Chapman Tripp spearheaded the legal work in merging MARAC Finance, CBS Canterbury and Southern Cross Building Society to form a listed financial services group, which is intended to become New Zealand’s only listed, New Zealand controlled, registered bank. The merger was completed on 7 January 2011, and the shares are expected to be listed on the NZSX by the end of January 2011.
The merger involved amalgamating three businesses with over $2 billion of assets, an IPO of 300 million shares; the transfer of approximately $1.7 billion of debt securities from three different issuers; the transfer of engagements from the merging building societies to the new operating vehicle under the provisions of the Building Societies Act; the conversion of two building societies into companies; and the implementation of a court approved scheme of arrangement.
Chapman Tripp advised on all legal aspects of the merger including devising the transaction structure. As there is no legislation which provides for the merger of a building society and a company, Chapman Tripp sequenced procedures from both the Building Societies Act and the Companies Act to ensure a secure and successful merger. These procedures included converting the building societies into companies, effecting an amalgamation pursuant to a Court order scheme of arrangement and establishing a new building society operating vehicle. This is the first time such a merger has been attempted in New Zealand.

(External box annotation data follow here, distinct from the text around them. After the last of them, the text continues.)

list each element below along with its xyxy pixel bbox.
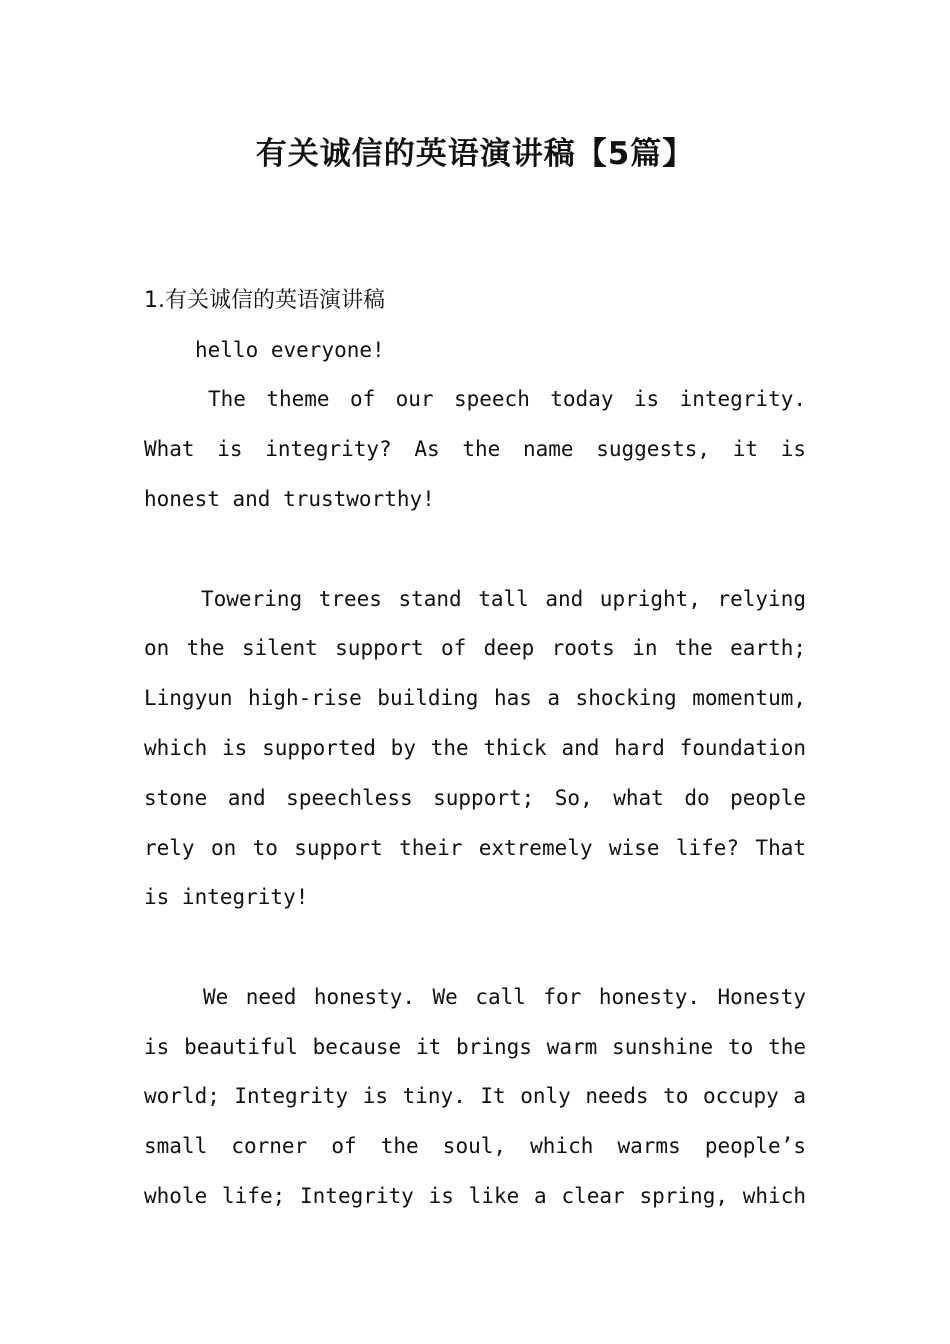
- paragraph-line: which is supported by the thick and hard foundation: [144, 736, 806, 760]
- greeting-line: hello everyone!: [195, 338, 385, 362]
- paragraph-line: honest and trustworthy!: [144, 487, 435, 511]
- paragraph-line: on the silent support of deep roots in the earth;: [144, 636, 806, 660]
- paragraph-line: stone and speechless support; So, what do people: [144, 786, 806, 810]
- paragraph-line: rely on to support their extremely wise life? That: [144, 836, 806, 860]
- paragraph-line: Towering trees stand tall and upright, relying: [201, 587, 806, 611]
- paragraph-line: is integrity!: [144, 885, 309, 909]
- paragraph-line: We need honesty. We call for honesty. Honesty: [203, 985, 806, 1009]
- paragraph-line: What is integrity? As the name suggests, it is: [144, 437, 806, 461]
- paragraph-line: world; Integrity is tiny. It only needs to occupy a: [144, 1084, 806, 1108]
- paragraph-line: is beautiful because it brings warm sunshine to the: [144, 1035, 806, 1059]
- document-title: 有关诚信的英语演讲稿【5篇】: [255, 136, 695, 172]
- paragraph-line: Lingyun high-rise building has a shocking momentum,: [144, 686, 806, 710]
- paragraph-line: small corner of the soul, which warms people’s: [144, 1134, 806, 1158]
- paragraph-line: The theme of our speech today is integrity.: [208, 387, 806, 411]
- paragraph-line: whole life; Integrity is like a clear spring, which: [144, 1184, 806, 1208]
- section-heading: 1.有关诚信的英语演讲稿: [144, 288, 385, 313]
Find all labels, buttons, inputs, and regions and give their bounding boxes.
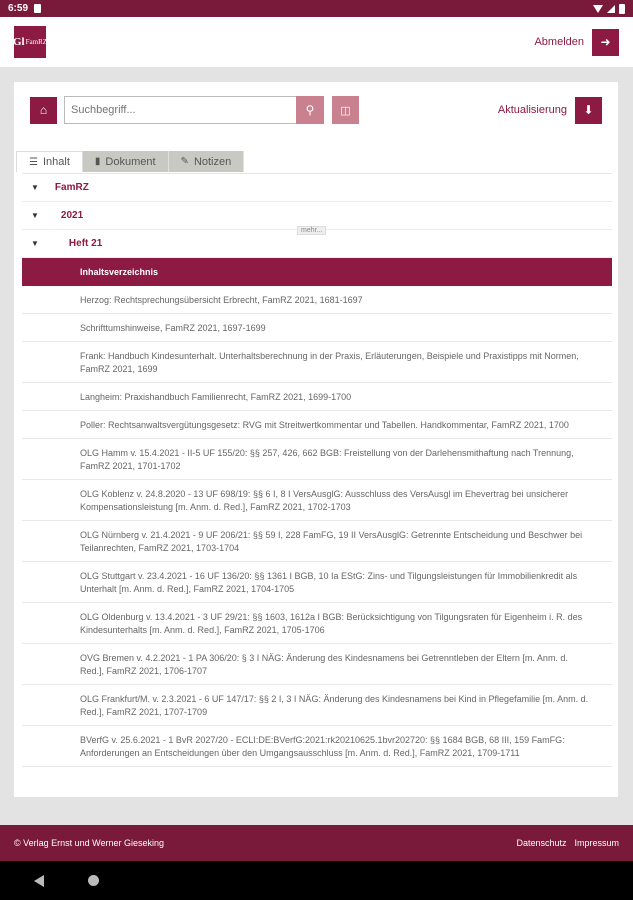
tree-node-label[interactable]: 2021 bbox=[60, 210, 84, 221]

Approvals for the merger were obtained at 11 security holder meetings (including four adjourned meetings) and from the High Court to implement the transaction.
“This merger has been a complex and challenging deal to work on, particularly in light of the need to devise a transaction structure which gave certainty to the parties and achieve a merged entity within the current legislative framework; our team is proud to have played a role in this groundbreaking transaction,” says partner Barry Brown.
The team involved in the merger, headed by partner Barry Brown, comprised partners Tim Tubman, Mark Reese and Adam Ross, principals Cathryn Barber and Chad Morgan and senior solicitor Rachel Dunne.